2010 übernehmen Essen und die Metropolregion Ruhr den ruhmreichen Titel einer »Kulturhauptstadt Europas«. Führender Kopf und treibende Kraft des Mammutunternehmens ist Fritz Pleitgen. Und er scheint fest entschlossen, dem Negativimage vom Kohlenpott nachhaltig entgegenzuarbeiten. Thomas Voigt traf den ehemaligen WDR-Intendanten und Vorsitzenden der ARD in Essen.

RONDO: Wenn man an all die Rivalitäten denkt, die es in der Vergangenheit bei Kulturschaffenden im Ruhrgebiet gegeben hat, fällt es schwer zu glauben, dass sich alle Städte mit »RUHR 2010« zu einer Metropole zusammenschweißen lassen.

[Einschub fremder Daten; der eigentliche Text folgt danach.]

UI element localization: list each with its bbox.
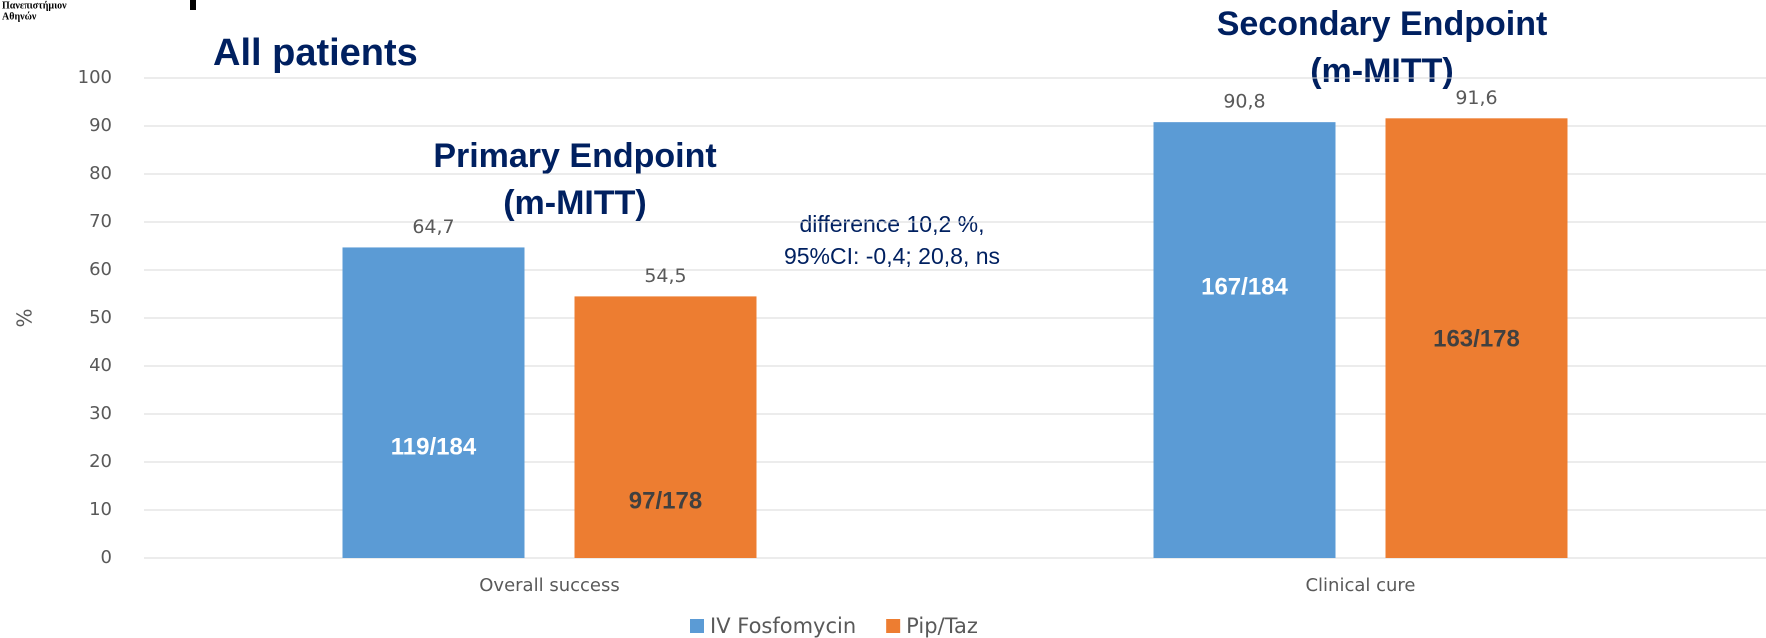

Fritz Pleitgen: Vor einigen Jahren war solche Skepsis auch berechtigt. Aber es freut mich sehr, sagen zu können, dass die früher so lähmende Rivalität zwischen den Städten überwunden wurde. Inzwischen ist ein erfrischender Geist der Kooperation eingezogen. Die entscheidenden Impulse zu dieser Entwicklung kamen nicht von »oben«, sondern von den einzelnen Kultureinrichtungen. Zum Beispiel haben sich die Schauspielhäuser für ein »Odyssee«-Projekt zusammengeschlossen, ohne ihre eigene Identität aufzugeben. Oder nehmen Sie das Henze-Projekt, das von über 40 Institutionen präsentiert wird. Der entscheidende Motor war und ist die Idee einer Kulturmetropole. Ich bin guten Mutes, dass dieser kooperative Geist auch nach 2010 anhalten wird.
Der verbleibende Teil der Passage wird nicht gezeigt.